陈大将军是奔着红鹊来的。又是好大一个惊雷啊,可这次没吓到时安夏那颗强大的心脏。
毕竟红鹊长得又媚又美,就算长大后的魏娉婷容颜最盛的时候进宫,在长相上也盖不过德妃的美。
也就是现在的红鹊还小,没长开,又是个小丫环,才让人想不到别的方向去。
时安夏的耳边回响起暗夜中男子低沉的嗓音。
“为了,一个人。”
那每一个字在舌尖轻拢慢捻,像是穿过悠长岁月的长河,每日不知在心底祈求了多少遍,才能在今夜平静地说出这五个字。
她问他,“谁?”
他没有正面回答,只说“如果能和她在一起,大概就能抵消,我在世上受过的所有委屈。”
他说这话的时候,语气依然平静。
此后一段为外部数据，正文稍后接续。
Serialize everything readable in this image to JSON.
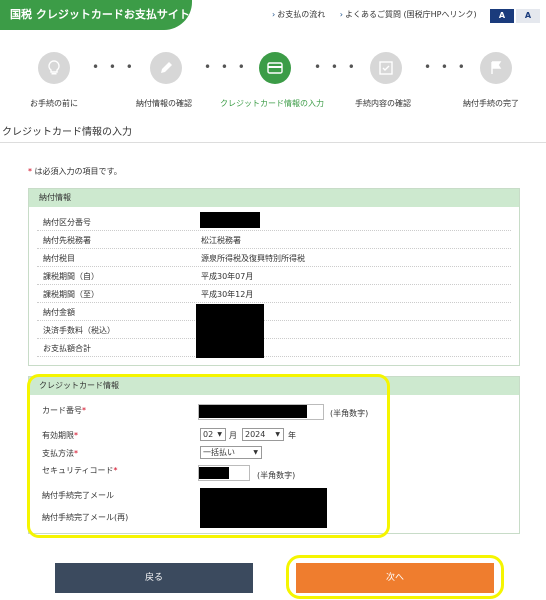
{
  "header": {
    "site_title": "国税 クレジットカードお支払サイト",
    "links": [
      "お支払の流れ",
      "よくあるご質問 (国税庁HPへリンク)"
    ],
    "font_size_buttons": [
      "A",
      "A"
    ]
  },
  "steps": [
    {
      "label": "お手続の前に",
      "icon": "lightbulb-icon",
      "active": false
    },
    {
      "label": "納付情報の確認",
      "icon": "pencil-icon",
      "active": false
    },
    {
      "label": "クレジットカード情報の入力",
      "icon": "credit-card-icon",
      "active": true
    },
    {
      "label": "手続内容の確認",
      "icon": "checklist-icon",
      "active": false
    },
    {
      "label": "納付手続の完了",
      "icon": "flag-icon",
      "active": false
    }
  ],
  "page_title": "クレジットカード情報の入力",
  "required_note": {
    "mark": "*",
    "text": "は必須入力の項目です。"
  },
  "payment_info": {
    "heading": "納付情報",
    "rows": [
      {
        "label": "納付区分番号",
        "value": "-"
      },
      {
        "label": "納付先税務署",
        "value": "松江税務署"
      },
      {
        "label": "納付税目",
        "value": "源泉所得税及復興特別所得税"
      },
      {
        "label": "課税期間（自）",
        "value": "平成30年07月"
      },
      {
        "label": "課税期間（至）",
        "value": "平成30年12月"
      },
      {
        "label": "納付金額",
        "value": ""
      },
      {
        "label": "決済手数料（税込）",
        "value": ""
      },
      {
        "label": "お支払額合計",
        "value": ""
      }
    ]
  },
  "card_info": {
    "heading": "クレジットカード情報",
    "card_number_label": "カード番号",
    "card_number_hint": "(半角数字)",
    "expiry_label": "有効期限",
    "expiry_month": "02",
    "month_unit": "月",
    "expiry_year": "2024",
    "year_unit": "年",
    "payment_method_label": "支払方法",
    "payment_method_value": "一括払い",
    "security_code_label": "セキュリティコード",
    "security_code_hint": "(半角数字)",
    "email_label": "納付手続完了メール",
    "email_confirm_label": "納付手続完了メール(再)"
  },
  "buttons": {
    "back": "戻る",
    "next": "次へ"
  }
}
但越是平静,隐藏的委屈就越盛。
所以陈渊是来找红鹊的?
时安夏还记得昨日早上出门时,问陈渊,“你所图为何?”
陈渊当时答的是,“我之所图,你不知道?”
那语气有种咬牙切齿的意味……难道陈渊认为她把红鹊当丫环使唤,对他是种羞辱?
所以这笔账就算到她时安夏头上了?
后来陈渊坚持帮她去换灯谜,一再问她“如果我做成了呢”,莫不是想以此为条件找她要红鹊的身契?
这么一梳理,虽然许多小细节还有出入,但似乎脉络就出来了,并且合情合理。
饶是如此,时安夏仍是想听听时安柔的说法,“何以见得陈渊是冲着红鹊而来?”
时安柔却反问,“大小姐,您不觉得陈大将军对红鹊的态度,跟别人不一样吗?”
这一问,时安夏倒是想起来了。
似乎,确实有那么些不同。
陈渊在对红鹊说话的时候,真的没那么冷淡。
有次红鹊耽误久了,回来说,陈渊在教她给夜宝儿剪指甲,怕指甲长了会划伤大小姐。
还有好几次找陈渊,红鹊一去就很长时间。
这使得有时候北茴不爱跟陈渊打交道,就会派红鹊去对接。
红鹊有时说陈渊耐心好,学问也好,还会教人读书认字,吟诗习文。
众丫头就打趣儿她,说陈渊那个木头,讲多一句话都觉得亏,怎么肯教这些?
红鹊辩驳道,“府卫长才不是木头呢,他可有本事了。”
就昨日早上出发的时候,红鹊见马车夫换成了陈渊,高兴得跟朵花儿似的。
嘴里又说着,“府卫长确实是个怪人,看着冷,心头热着呢。”
一来二往间,所有人里,红鹊跟陈渊实在是最熟悉的。甚至连最起码的警惕心都没有,否则如何会隐瞒下陈渊收了时安柔银子的事?
时安柔见时安夏半天没回应,又继续道,“别的不说,您应该记得德妃是怎么死的吧?她被皇上五马分尸,不就是因为在央华宫和陈大将军秽乱宫闱吗?”
时安夏霜寒的眸色冷冷一沉,出口的话却平淡,“你亲眼看见了?”
时安柔摇摇头,“我猜的。”她自嘲道,“我一个夜者的身份,哪里有机会亲眼看见?”
时安夏又问了几句,见再问不出有用的信息,就挥手让她出去。并叮嘱她说话过脑子,不要逢人就说自己有先知本领,否则怎么死的都不知道。
时安柔竟从话里隐隐听出了大小姐要庇护她的意思,心头一喜,回去辗转反侧睡不着觉,感觉日子有奔头了。